My admittedly simplistic understanding...
Shareholders Equity = Assets - Liabilities
So - Before Recap:
SE (~35M) = Assets - $800M
They are keeping $35M in "senior debt" (Liabilities).
So - based on this - before recap, the Assets (i.e. "the company") was valued at roughly $835M without the debt. (I'm rounding to keep the maths simple here).
All they are doing is moving most of the Liabilities side of the equation over to sit on the Shareholders Equity side of the equation.
So - After Recap - shareholders will own 4% (or 5%) of the equity (depending on warrants outcome):
SE = (Assets - $35M) - 96%
SE = 800M - 96% = $32M (or $40M if @ 95% dilution)
Where SE represents the portion of the company existing s/holders end up owning.
or put another way:
To end up with 4% dilution, divide current shares on issue by 4% (0.04)

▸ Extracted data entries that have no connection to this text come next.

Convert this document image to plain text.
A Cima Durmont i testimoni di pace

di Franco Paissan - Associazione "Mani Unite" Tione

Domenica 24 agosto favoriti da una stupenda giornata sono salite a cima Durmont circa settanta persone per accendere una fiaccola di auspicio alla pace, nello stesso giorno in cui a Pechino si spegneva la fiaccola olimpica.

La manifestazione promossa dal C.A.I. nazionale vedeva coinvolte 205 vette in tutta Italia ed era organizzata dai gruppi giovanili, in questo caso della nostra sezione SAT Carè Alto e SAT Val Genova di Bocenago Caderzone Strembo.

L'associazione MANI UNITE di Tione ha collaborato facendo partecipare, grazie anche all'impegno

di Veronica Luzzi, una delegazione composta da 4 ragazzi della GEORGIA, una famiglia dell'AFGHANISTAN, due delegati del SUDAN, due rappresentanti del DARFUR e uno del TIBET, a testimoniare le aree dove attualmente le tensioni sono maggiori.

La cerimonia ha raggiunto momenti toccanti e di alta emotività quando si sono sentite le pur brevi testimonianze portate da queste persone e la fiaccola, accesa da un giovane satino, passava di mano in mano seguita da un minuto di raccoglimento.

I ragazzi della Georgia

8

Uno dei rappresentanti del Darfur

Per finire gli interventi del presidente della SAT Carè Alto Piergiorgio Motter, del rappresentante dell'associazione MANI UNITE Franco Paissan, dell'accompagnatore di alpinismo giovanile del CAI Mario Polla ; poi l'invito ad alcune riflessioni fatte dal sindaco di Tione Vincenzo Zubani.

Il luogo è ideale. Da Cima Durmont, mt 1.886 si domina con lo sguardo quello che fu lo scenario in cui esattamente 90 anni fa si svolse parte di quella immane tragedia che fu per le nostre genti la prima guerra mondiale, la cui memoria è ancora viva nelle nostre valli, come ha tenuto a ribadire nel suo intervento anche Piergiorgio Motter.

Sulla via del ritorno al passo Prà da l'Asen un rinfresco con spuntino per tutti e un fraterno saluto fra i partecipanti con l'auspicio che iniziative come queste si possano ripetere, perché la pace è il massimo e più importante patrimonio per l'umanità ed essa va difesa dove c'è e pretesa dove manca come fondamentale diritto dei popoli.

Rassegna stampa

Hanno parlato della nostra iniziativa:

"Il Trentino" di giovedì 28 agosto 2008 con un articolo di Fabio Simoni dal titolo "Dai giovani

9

Original SE / 4% = Assets - $35M
352 becomes 8.8Bn shares = $800M
352/8800 x $800M = $32M
This does not affect the "Value" of your Shares directly as such (unless the market thinks that the company is being materially under- or over-valued) - however the marketability in a register with 8.8Bn shares on issue and majority held by a hedge fund might well keep a lid on the price for the foreseeable future. That's probably more a question for the traders.
Short version - D4E done at roughly $0.09 and wiping out pretty much all of the debt.